We like to drink red with the main courses. That may sound a bit crazy, because we eat fish, but we like it and that you should always drink white with fish is not hard science in any case. Our sommelier understands this and comes up with two exciting wines: a bit of raw cabernet franc, well chilled of course (Domaine des Roches Neuves 2017, 8.50), and a pinot noir from Épineuil, the northern Burgundy, a guarantee for strong acidity. Bingo, because the monkfish comes as a chunk, firm but not chewy, with lentils, mushrooms and cavolo nero and the sauce is made from the fish skeleton, a kind of bisque; all in all, a solid, earthy dish that tolerates red wine well.

We slide happily into the finale: baked prune with crème suisse, lemon thyme and salted almond crumble, to which a glass of Muscat de Beaumes-de-Venise (9,-) is added, together a feast of the sourness of the plum, the umami of the cream and the sweetness of the muscat wine. The other takes a simple, excellent plate of Kef matured cheese.
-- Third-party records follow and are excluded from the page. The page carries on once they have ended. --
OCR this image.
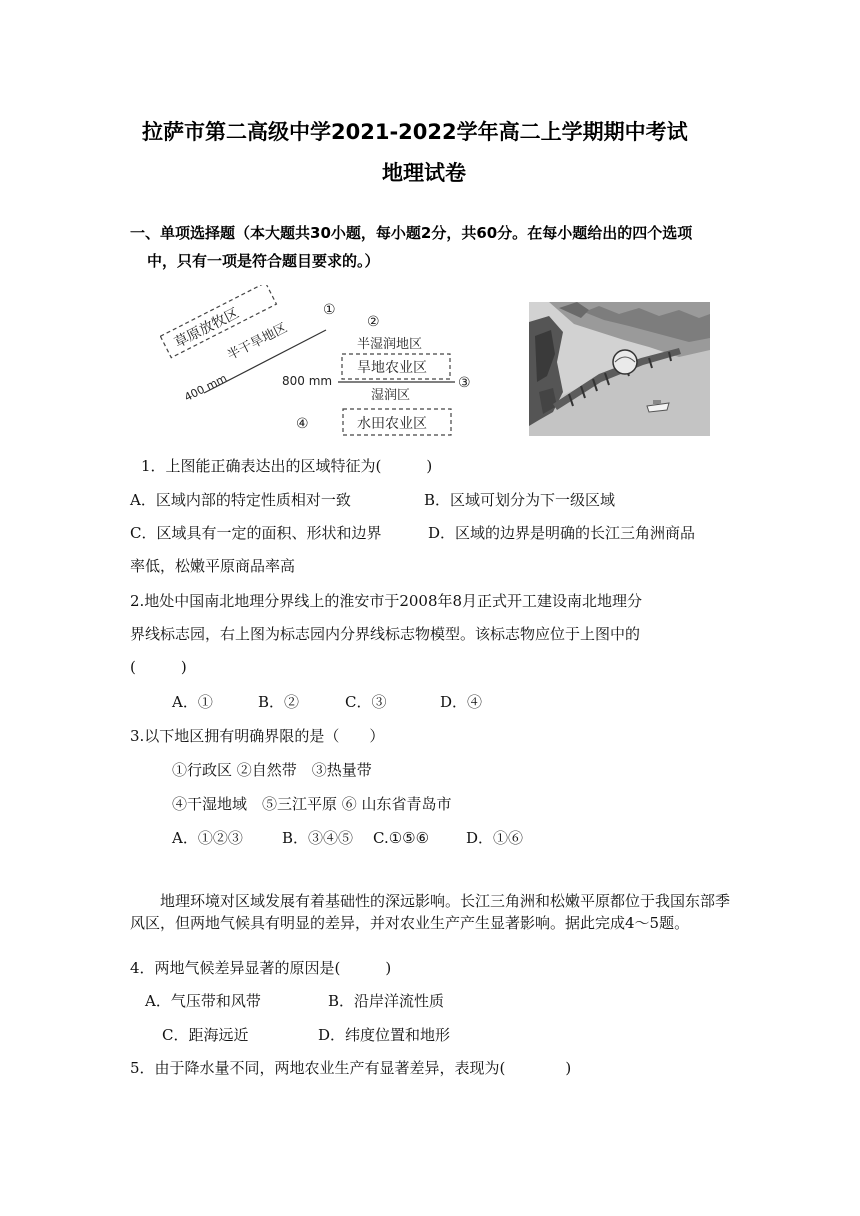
拉萨市第二高级中学2021-2022学年高二上学期期中考试
地理试卷
一、单项选择题（本大题共30小题，每小题2分，共60分。在每小题给出的四个选项
中，只有一项是符合题目要求的。）
草原放牧区
400 mm
半干旱地区
①
②
半湿润地区
旱地农业区
800 mm	③
湿润区
④	水田农业区
1．上图能正确表达出的区域特征为(　　　)
A．区域内部的特定性质相对一致	B．区域可划分为下一级区域
C．区域具有一定的面积、形状和边界	D．区域的边界是明确的长江三角洲商品
率低，松嫩平原商品率高
2.地处中国南北地理分界线上的淮安市于2008年8月正式开工建设南北地理分
界线标志园，右上图为标志园内分界线标志物模型。该标志物应位于上图中的
(　　　)
A．①	B．②	C．③	D．④
3.以下地区拥有明确界限的是（　　）
①行政区 ②自然带　③热量带
④干湿地域　⑤三江平原 ⑥ 山东省青岛市
A．①②③	B．③④⑤ C.①⑤⑥ D．①⑥
地理环境对区域发展有着基础性的深远影响。长江三角洲和松嫩平原都位于我国东部季风区，但两地气候具有明显的差异，并对农业生产产生显著影响。据此完成4～5题。
4．两地气候差异显著的原因是(　　　)
A．气压带和风带	B．沿岸洋流性质
C．距海远近	D．纬度位置和地形
5．由于降水量不同，两地农业生产有显著差异，表现为(　　　　)
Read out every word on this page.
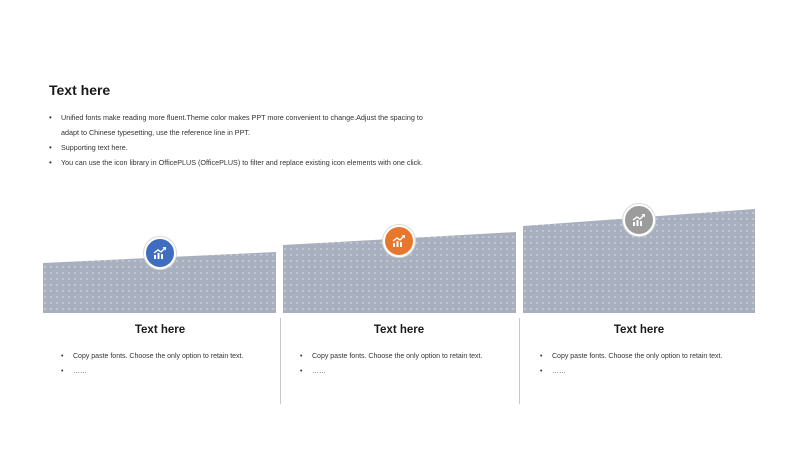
Text here
• Unified fonts make reading more fluent.Theme color makes PPT more convenient to change.Adjust the spacing to adapt to Chinese typesetting, use the reference line in PPT.
• Supporting text here.
• You can use the icon library in OfficePLUS (OfficePLUS) to filter and replace existing icon elements with one click.
Text here
• Copy paste fonts. Choose the only option to retain text.
• ……
Text here
• Copy paste fonts. Choose the only option to retain text.
• ……
Text here
• Copy paste fonts. Choose the only option to retain text.
• ……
Let’s play open card: we pay sixty euros for seven glasses of wine, that’s an average of almost nine euros per glass. Parlotte is not the occasion for a nice ‘wine’ drink with some snacks: wine is here serious business for serious enthusiasts. Which does not mean that we leave the building with a smile from ear to ear.

Reviewer and journalist Rock Possel tests a restaurant in and around Amsterdam every week.